TGA also generates more profits from its assets compared with its peers. TGA’s return on total capital is the highest in its peer set at 39.9%, significantly higher than BNEFF (24.77%), EGY (26.52%) and loss-making AMPY (-31.43%). Return on capital tells you the amount of profit a company is generating per $1 of capital employed.

Importantly, TGA is using the cash it generates to grow shareholder value. One way it has done this is by drastically reducing its debt. It has the lowest debt of its peers, which is highly advantageous as we move into a global economic cycle that will be marked by higher interest rates. Besides paying off its debt, TGA has also significantly ramped up dividends. In March, it declared a dividend of $0.10 per share, a 185% increase from the $0.035/share it paid in 2019.

In light of its improving cash position and strong balance sheet, TGA has adopted a distribution policy to allocate a minimum of 75% of its annual free cash flow to its shareholders through dividends and share buybacks.

TGA 1 year performance vs peer set

TGA 1 year performance vs peer set (Seeking Alpha)

If you look at the stock chart of TGA, AMPY, and EGY, you can see that they have all been moving higher together in the past year in step with rising crude oil prices. While we expect all these stocks to continue benefiting from high crude oil prices, we expect a divergence in performance between TGA and its peers based on the company’s better cash generation, low debt, and shareholder distributions. Moreover, as rate hikes gain momentum in the US and other economies around the world, we expect investors to pay a premium for names with low debt and sell off those with high debt, creating an opportunity for higher returns in TGA relative to its peers, particularly AMPY and BNEFF which are both highly leveraged.

Key risks

TGA is a good pick for investors looking to make high returns in oil and gas exploration and production. The fact that it is a small cap means that it can move faster than its larger peers. It is also fairly valued at 2.37x EV/EBITDA [TTM], which is lower than EGY’s 6.08x. The reason we are comparing it with EGY and not the rest is that EGY is the only similarly sized peer that is tracking in line with TGA in terms of its debt profile, cash generation and profitability. AMPY is unprofitable and BNEFF, while profitable, is heavily indebted.

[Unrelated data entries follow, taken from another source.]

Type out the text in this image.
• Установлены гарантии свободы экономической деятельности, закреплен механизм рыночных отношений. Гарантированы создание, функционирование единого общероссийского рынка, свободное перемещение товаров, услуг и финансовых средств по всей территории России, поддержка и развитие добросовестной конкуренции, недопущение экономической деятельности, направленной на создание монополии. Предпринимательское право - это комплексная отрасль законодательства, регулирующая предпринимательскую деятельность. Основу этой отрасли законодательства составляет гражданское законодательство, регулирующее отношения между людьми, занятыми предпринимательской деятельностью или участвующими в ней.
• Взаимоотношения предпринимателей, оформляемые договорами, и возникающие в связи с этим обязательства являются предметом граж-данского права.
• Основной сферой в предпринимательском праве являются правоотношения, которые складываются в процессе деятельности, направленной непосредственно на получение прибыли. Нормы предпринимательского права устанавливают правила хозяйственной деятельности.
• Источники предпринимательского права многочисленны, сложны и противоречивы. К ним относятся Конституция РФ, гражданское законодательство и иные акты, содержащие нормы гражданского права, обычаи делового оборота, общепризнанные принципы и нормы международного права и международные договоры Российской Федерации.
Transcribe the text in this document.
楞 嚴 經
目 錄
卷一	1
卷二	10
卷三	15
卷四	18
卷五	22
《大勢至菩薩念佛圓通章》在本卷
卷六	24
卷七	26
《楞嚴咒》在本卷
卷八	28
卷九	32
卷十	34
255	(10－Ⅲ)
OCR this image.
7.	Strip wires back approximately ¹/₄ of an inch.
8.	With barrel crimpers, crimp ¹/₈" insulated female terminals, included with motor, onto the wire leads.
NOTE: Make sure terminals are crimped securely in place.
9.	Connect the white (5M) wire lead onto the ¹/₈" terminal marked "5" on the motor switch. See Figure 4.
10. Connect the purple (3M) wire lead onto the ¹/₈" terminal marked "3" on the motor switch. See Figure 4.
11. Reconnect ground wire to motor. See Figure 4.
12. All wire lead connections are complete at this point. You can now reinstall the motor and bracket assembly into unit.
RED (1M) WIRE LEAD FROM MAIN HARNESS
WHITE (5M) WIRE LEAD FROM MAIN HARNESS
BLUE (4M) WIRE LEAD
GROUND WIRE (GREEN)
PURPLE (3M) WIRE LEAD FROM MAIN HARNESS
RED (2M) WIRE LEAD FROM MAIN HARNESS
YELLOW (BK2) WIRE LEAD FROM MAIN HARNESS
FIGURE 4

For all its positives, however, investors also need to be aware of the key risks in TGA. The first is the sustainability of the dividend and share repurchase plans. The company’s dividend, which it intends to pay semi-annually, is correlated to its Egyptian operations cash flow, according to the company’s press releases. In its June 2022 investor presentation, the company notes that it has renewed its key projects in Egypt. This notwithstanding, there is significant concentration risk in terms of TGA’s asset base. Relying heavily on one country can prove disastrous in the event of economic, political, or military developments.

The other risk is a decline in oil prices. Although analysts see the current high prices remaining in place for a while, oil prices will eventually decline. That is just the inherent nature of cyclical sectors. When this happens, small caps such as TGA that have risen much faster than large caps will also decline much faster. Investors who buy into TGA therefore need to be mindful of this volatility and manage their trades and risk accordingly.